A flock of tiny warbler-types (I call them hot-needle birds, because their song is so high and sharp it’s like hot needles) flitted in and out of the gnarled and still-bare willow in the neighbour’s garden. A mental woodpecker drummed on the neighbour’s house, clearly thinking that using the house as a sounding board would make him seem huge and mate-worthy. Two robins (oh, those birds are just moronic) hopped from tree-top to tree-top singing their monotonous dee-dee-dee. Two Stellar’s jays yelled at them. (The jays are often accompanied by a rather plump, fussy-looking grey squirrel; clearly there’s some benefit to this arrangement but I don’t know what it is.) Crows wheeled and tilted, dropped and flipped, clearly showing off for each other.

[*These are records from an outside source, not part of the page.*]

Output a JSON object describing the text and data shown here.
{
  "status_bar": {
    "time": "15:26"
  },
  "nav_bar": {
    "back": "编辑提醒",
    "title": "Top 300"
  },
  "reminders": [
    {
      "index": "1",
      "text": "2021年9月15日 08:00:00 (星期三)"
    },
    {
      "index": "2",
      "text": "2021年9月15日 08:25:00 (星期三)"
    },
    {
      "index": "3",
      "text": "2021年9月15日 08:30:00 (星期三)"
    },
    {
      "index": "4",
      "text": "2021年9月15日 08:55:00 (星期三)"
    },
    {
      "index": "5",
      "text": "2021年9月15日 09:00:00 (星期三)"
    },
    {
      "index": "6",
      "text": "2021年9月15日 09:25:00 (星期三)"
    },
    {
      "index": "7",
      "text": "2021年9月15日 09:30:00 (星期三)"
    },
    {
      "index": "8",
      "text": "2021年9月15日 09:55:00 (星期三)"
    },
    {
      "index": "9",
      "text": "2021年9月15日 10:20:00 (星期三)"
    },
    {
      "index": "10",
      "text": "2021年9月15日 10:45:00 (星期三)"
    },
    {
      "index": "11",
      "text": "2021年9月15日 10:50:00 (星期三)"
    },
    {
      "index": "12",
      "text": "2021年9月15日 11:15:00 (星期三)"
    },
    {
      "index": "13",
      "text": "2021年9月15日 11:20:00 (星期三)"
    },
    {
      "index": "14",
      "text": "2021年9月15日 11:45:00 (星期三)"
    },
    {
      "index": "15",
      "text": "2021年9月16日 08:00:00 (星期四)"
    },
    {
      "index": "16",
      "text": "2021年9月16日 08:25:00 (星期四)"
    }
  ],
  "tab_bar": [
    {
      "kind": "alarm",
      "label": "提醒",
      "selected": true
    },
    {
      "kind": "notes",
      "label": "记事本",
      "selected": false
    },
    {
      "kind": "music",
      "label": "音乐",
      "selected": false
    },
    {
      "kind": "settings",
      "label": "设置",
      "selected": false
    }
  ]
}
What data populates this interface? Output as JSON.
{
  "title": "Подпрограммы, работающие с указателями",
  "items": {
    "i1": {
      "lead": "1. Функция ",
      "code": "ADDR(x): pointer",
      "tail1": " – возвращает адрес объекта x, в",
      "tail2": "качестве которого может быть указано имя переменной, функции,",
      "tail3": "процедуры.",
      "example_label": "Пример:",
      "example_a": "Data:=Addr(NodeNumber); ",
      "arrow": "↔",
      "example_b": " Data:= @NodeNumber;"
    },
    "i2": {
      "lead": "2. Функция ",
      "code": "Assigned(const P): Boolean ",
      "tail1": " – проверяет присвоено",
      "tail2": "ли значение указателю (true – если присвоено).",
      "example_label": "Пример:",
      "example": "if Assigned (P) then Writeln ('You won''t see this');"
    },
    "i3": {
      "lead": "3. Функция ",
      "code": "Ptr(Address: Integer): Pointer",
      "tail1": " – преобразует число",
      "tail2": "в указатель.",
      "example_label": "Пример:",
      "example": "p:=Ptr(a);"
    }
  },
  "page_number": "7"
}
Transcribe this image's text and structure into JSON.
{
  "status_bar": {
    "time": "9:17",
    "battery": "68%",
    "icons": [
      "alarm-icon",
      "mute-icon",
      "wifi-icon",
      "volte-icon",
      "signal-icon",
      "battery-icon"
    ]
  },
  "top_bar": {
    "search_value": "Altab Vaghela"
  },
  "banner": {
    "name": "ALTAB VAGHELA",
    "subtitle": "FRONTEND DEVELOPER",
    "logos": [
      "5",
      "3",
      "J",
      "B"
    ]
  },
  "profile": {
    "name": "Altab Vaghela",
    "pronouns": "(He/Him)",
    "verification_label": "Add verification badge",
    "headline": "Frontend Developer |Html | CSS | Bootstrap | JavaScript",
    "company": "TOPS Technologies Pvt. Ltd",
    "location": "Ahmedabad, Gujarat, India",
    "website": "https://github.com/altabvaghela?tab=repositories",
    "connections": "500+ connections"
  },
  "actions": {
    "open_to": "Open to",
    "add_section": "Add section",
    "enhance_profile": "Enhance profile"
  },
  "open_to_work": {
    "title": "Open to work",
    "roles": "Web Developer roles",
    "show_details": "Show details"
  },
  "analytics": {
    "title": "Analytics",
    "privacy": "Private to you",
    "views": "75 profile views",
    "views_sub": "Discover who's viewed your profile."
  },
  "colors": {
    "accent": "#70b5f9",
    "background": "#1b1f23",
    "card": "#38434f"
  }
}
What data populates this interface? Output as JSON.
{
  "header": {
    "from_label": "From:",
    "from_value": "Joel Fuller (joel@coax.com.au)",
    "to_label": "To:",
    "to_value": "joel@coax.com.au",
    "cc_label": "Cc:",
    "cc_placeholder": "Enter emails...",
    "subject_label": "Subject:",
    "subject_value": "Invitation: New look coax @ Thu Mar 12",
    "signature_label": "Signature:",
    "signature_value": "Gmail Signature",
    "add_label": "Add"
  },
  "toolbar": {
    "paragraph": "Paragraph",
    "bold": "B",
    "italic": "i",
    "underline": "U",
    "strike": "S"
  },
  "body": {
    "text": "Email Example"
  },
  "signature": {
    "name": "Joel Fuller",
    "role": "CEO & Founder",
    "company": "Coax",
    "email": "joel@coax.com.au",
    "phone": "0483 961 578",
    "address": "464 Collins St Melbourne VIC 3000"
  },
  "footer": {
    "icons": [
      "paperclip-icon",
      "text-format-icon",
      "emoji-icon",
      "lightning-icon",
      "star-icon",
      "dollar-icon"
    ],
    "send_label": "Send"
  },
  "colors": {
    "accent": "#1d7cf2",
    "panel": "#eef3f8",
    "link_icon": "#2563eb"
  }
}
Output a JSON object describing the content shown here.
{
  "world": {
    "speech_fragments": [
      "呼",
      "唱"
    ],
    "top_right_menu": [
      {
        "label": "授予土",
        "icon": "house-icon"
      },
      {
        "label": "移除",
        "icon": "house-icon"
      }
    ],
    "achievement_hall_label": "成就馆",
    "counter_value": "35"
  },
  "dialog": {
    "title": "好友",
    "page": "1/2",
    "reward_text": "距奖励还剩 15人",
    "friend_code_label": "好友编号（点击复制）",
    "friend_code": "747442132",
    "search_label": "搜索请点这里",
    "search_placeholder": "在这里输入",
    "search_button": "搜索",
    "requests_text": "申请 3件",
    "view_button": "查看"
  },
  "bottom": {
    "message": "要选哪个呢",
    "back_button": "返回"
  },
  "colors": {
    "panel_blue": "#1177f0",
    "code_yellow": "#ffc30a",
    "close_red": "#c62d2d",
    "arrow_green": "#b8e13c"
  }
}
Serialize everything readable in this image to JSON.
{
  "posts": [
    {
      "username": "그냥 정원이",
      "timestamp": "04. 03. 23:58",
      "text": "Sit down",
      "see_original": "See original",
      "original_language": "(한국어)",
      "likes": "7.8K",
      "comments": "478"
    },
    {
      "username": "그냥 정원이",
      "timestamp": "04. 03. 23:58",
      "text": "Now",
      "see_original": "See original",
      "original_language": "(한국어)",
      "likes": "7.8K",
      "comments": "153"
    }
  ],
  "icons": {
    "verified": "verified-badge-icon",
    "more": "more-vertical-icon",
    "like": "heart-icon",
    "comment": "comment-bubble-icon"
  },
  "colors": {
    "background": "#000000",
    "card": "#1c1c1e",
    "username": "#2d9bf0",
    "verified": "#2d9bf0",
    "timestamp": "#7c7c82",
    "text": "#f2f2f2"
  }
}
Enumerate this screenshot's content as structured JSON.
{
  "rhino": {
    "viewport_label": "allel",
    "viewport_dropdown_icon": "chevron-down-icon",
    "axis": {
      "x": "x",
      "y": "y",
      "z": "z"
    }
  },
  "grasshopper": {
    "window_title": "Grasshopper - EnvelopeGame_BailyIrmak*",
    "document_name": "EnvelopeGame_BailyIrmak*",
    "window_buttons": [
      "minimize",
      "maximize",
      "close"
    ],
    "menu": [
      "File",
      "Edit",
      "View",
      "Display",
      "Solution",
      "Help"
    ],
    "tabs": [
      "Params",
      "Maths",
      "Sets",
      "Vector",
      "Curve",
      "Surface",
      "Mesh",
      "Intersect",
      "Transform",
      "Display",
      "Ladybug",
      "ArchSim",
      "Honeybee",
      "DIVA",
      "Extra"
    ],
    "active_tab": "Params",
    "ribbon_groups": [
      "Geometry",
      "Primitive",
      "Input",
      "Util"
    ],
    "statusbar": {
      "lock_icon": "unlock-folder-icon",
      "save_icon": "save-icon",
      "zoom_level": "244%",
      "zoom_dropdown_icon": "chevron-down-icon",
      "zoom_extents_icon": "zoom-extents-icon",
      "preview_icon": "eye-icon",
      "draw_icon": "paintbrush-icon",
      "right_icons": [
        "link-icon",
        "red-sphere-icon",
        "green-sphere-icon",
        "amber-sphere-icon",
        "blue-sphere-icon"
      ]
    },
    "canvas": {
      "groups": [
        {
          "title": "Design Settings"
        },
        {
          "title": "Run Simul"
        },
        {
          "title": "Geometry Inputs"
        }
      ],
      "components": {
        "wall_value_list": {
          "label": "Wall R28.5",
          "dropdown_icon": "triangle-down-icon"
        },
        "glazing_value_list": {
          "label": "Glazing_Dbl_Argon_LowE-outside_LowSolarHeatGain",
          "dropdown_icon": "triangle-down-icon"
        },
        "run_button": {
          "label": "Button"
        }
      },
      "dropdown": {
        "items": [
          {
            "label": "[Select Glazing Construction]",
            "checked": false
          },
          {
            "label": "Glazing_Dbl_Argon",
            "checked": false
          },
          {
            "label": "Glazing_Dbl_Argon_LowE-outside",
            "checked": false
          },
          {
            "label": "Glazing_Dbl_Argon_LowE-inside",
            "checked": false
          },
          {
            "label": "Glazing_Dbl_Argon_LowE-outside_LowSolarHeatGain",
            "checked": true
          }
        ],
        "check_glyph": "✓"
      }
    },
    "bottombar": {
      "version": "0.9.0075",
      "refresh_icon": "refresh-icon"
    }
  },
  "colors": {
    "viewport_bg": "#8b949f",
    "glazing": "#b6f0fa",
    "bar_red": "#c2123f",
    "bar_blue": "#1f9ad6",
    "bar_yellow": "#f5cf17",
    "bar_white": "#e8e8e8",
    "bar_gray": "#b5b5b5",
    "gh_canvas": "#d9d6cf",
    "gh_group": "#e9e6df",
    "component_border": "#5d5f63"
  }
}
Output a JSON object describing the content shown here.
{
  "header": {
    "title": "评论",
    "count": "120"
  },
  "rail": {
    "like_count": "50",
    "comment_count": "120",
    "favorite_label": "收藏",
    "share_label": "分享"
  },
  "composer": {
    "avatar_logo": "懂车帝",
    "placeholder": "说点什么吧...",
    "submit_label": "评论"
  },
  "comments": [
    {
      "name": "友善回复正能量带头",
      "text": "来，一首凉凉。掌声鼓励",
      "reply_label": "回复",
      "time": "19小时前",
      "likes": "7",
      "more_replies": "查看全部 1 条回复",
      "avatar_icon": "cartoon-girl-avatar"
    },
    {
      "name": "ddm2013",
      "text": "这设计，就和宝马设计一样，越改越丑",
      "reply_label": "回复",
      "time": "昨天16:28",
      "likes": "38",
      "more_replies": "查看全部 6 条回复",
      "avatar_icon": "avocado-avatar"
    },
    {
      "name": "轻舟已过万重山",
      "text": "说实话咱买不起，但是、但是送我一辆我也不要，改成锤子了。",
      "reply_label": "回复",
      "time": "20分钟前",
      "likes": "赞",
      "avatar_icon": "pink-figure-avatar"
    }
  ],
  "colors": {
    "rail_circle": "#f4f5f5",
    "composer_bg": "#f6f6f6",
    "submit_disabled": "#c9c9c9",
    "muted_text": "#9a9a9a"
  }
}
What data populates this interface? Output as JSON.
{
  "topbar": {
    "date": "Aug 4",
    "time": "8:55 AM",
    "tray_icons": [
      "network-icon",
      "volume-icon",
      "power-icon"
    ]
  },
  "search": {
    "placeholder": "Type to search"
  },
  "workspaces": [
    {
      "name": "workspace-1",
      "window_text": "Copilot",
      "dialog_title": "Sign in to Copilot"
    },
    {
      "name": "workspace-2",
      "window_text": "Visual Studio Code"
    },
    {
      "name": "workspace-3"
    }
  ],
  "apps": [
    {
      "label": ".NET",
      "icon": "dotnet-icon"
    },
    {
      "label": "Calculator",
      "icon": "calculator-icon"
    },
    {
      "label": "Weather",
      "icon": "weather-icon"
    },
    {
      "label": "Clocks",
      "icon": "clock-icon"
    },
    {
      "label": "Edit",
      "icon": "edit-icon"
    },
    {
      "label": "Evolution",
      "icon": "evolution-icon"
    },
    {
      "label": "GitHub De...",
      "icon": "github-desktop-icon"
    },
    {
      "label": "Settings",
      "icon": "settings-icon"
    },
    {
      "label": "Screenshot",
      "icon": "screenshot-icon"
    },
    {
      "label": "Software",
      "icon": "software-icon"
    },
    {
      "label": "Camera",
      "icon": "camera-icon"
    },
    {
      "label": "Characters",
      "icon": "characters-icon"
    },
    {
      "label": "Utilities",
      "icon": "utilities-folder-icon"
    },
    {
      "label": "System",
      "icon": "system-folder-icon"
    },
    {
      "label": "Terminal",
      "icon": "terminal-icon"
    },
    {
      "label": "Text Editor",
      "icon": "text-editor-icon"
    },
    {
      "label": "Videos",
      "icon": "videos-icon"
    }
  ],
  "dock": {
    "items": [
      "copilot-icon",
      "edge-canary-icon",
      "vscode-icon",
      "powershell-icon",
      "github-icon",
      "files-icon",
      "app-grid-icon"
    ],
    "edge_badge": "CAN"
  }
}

And lots of nondescript birds flew this way and then.
After a while I realised two things. They were pairing up: singing to each other, preening, doing acrobatics. It was like Saturday Night Fever in the sky. Then I noticed that they were all flying quite low, which seemed at odds with the bidding for attention. It was at that point that I saw a hawk–a small one, don’t know what kind–flitting from bough to bough in the ravine, looking sorta peckish, and thought, Aha, discretion is the better part of valour.
But though the birds kept their exuberance low to ground, the air thrummed with it. Spring really is here. The world is sparkling.